Even though child language development is slow, occurring over years, even into adulthood and old age, as it occurs, we never cease to be impressed by its acquisition. Humans were definitely made for speech. Speech, language, is the expression of thoughts, ideas, emotions, perceptions, sensations, and imaginings, of our subjective and objective experiences. It is the means by which we order the world for ourselves and between ourselves. Some argue language is our true reality. The word lies behind our experiences of the world, they say, rather than the world lying behind our language. Whichever the case may be, in child language development we see both reality and language developing for the child simultaneously.
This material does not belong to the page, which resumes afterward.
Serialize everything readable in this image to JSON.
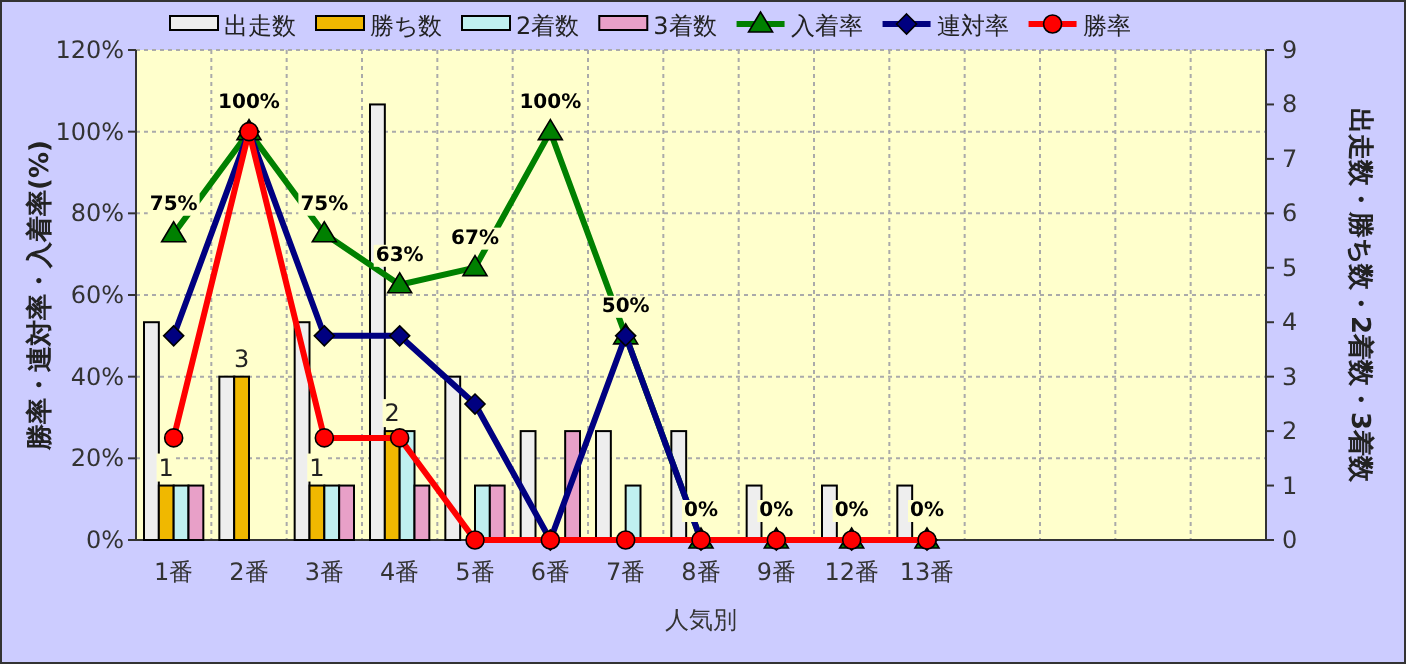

Child language development occurs in phases. In the first months of a child's life, the speech apparatus begins to develop. Cooing, gurgling, crying, all these are preparing the mouth, throat, and vocal cords for the more refined and coordinated physical actions involved in speech. They're vocalizing. By 3 months, they're making vowel sounds, and by six months, after playing with sounds, they're making two syllable sounds. Between 7 and 12 months they're babbling, angel's speech, and around 13 months you'll hear them speak a word or two. By 18 months they're speaking more distinctly, and at 3 years they've got questions, hundreds of them. At the age of 4, they say the cutest things, using words with many malapropisms, and by 5 years they're speaking full sentences. From there it's speaking paragraphs with central themes.

The words that we use and that our children learn refer to objects and processes, their denotation, but also to related ideas or feelings, attitudes, implications, to connotations that are not the object or process the word points to. As children learn words, usually from adults or siblings, but also from peers, they learn the names of things and actions, but also attitudes towards these new words. Language development is also attitude development, value building. Language development and emotional development are closely related.

Child language development is a reflection of the development of the child's world view, of the child's understanding of reality. It's a wondrous process and one we should aid in its development without turning off our children to the joys of language. Look further into this power that distinguishes us from all the other creatures on earth. In the beginning, and throughout our lives, it's the word that holds our reality.

Comments

Hello, hello, profile image

Hello, hello, 17 months ago

A brilliantly written hub. I thoroughly enjoyed reading it.

Angela_1973 profile image

Angela_1973 16 months ago

"Child language development is a reflection of the development of the child's world view, of the child's understanding of reality."

This is my favorite part of your hub, it helps me understand why my children talk the way they do.

Why is it so easy to understand it from an article, but it takes you forever to understand your own kids?

Anyway, I love Vigotsky the best and his guided participation theory, too bad he died so young and could not finish his work.

CARIBQUEEN profile image

CARIBQUEEN 15 months ago

Great insights on child development. Everyday we learn something new. Knowledge is ever-increasing. Great job!